Once in the forest he found the skeleton of an ape of gigantic size. The natives explained that such apes were plentiful, although no white man has ever seen one. They have a bad habit of stealing negro women.

At the northern end of the Rift, where the country flattens out toward the Nile, Grogan and Sharp met with the officials of British Uganda, which was then in a shocking muddle of mutinous black troops, raids from the Congo, drought and famine. There Mr. Sharp left the expedition, making his way to Mombasa; the carriers were sent back home as a good riddance, and Mr. Grogan, with only five faithful attendants, pushed on down the Nile Valley. The river was blocked with a weed called the sudd, which a British expedition was trying to clear away, and Grogan was forced to the eastward through horrible marshlands. He had in all only fourteen men when he came to the Dinka country, and met that queer race of swamp folk. They are very tall, some even gigantic, beautifully built, but broad-footed, walking with feet picked up high and thrust far forward—the gait of a pelican. At rest they stand on one leg like a wading bird, the loose leg akimbo with its foot on the straight leg’s knee. They are fierce, too, and one tribe made an attack on Grogan’s party. His men threw down their loads, screaming that they were lost, and the best Congo soldier fell stabbed to the heart, while two others went down with cracked skulls.

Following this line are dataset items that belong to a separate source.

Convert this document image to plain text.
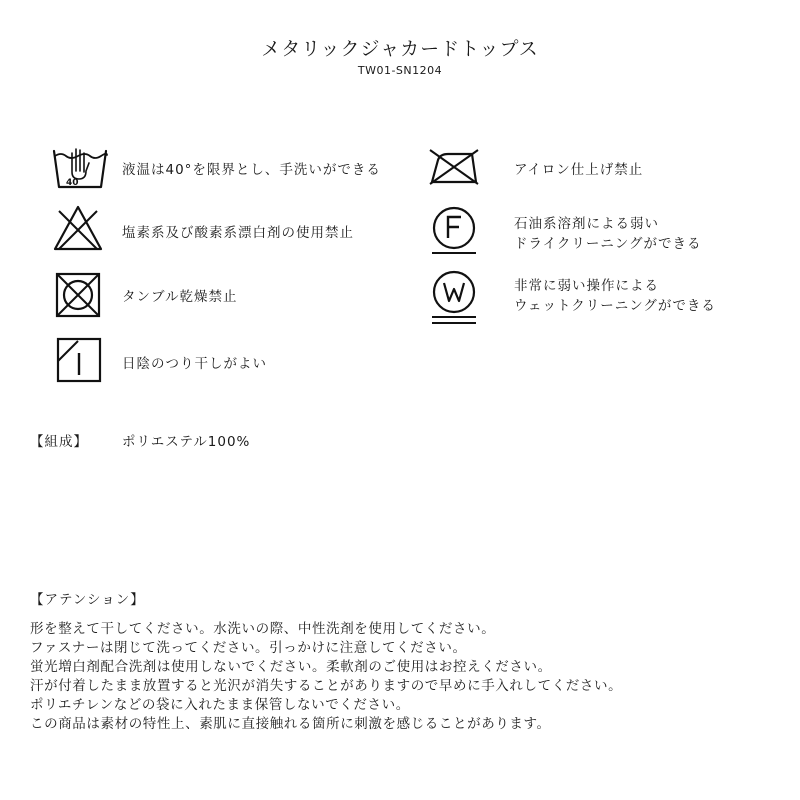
メタリックジャカードトップス
TW01-SN1204
40
液温は40°を限界とし、手洗いができる
塩素系及び酸素系漂白剤の使用禁止
タンブル乾燥禁止
日陰のつり干しがよい
アイロン仕上げ禁止
石油系溶剤による弱い
ドライクリーニングができる
非常に弱い操作による
ウェットクリーニングができる
【組成】	ポリエステル100%
【アテンション】
形を整えて干してください。水洗いの際、中性洗剤を使用してください。
ファスナーは閉じて洗ってください。引っかけに注意してください。
蛍光増白剤配合洗剤は使用しないでください。柔軟剤のご使用はお控えください。
汗が付着したまま放置すると光沢が消失することがありますので早めに手入れしてください。
ポリエチレンなどの袋に入れたまま保管しないでください。
この商品は素材の特性上、素肌に直接触れる箇所に刺激を感じることがあります。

“I took the chief,” says Grogan, “and his right-hand man with the double barrel, then, turning round, found that my boy had bolted with my revolver. At the same moment a Dinka hurled his spear at me; I dodged it, but he rushed in and dealt me a swinging blow with his club, which I fortunately warded with my arm, receiving no more damage than a wholesome bruise. I poked my empty gun at his stomach, and he turned, receiving a second afterwards a dum-dum in the small of his back. Then they broke and ran, my army with eight guns having succeeded in firing two shots. I climbed up an ant hill that was close by, and could see them watching at about three hundred yards for our next move, which was an unexpected one, for I planted a dum-dum apparently in the stomach of one of the most obtrusive ruffians, whom I recognized by his great height. They then hurried off and bunched at about seven hundred yards, and another shot, whether fatal or not I could not see, sent them off in all directions.”

The battle was finished, and Grogan toiled on with his wounded men, famished, desperate, almost hopeless. One day in desert country he came to the camp of Captain Dunn, a British officer.

“Captain Dunn: ‘How do you do?’

“I: ‘Oh, very fit, thanks; how are you? Had any sport?’

“Dunn: ‘Oh, pretty fair, but there is nothing here. Have a drink?’

“Then we washed, lunched, discussed the war, (South Africa), and eventually Dunn asked where the devil I had come from.”

The battle of Omdurman had destroyed the dervish power, and opened the Nile so that Grogan went on in ease and comfort by steamer to Khartoum, to Cairo, and home. Still he heard in his sleep the night melody of the lions—“The usual cry is a sort of vast sigh, taken up by the chorus with a deep sob, sob, sob, or a curious rumbling noise. But the pukka roar is indescribable ... it seems to permeate the whole universe, thundering, rumbling, majestic: there is no music in the world so sweet.”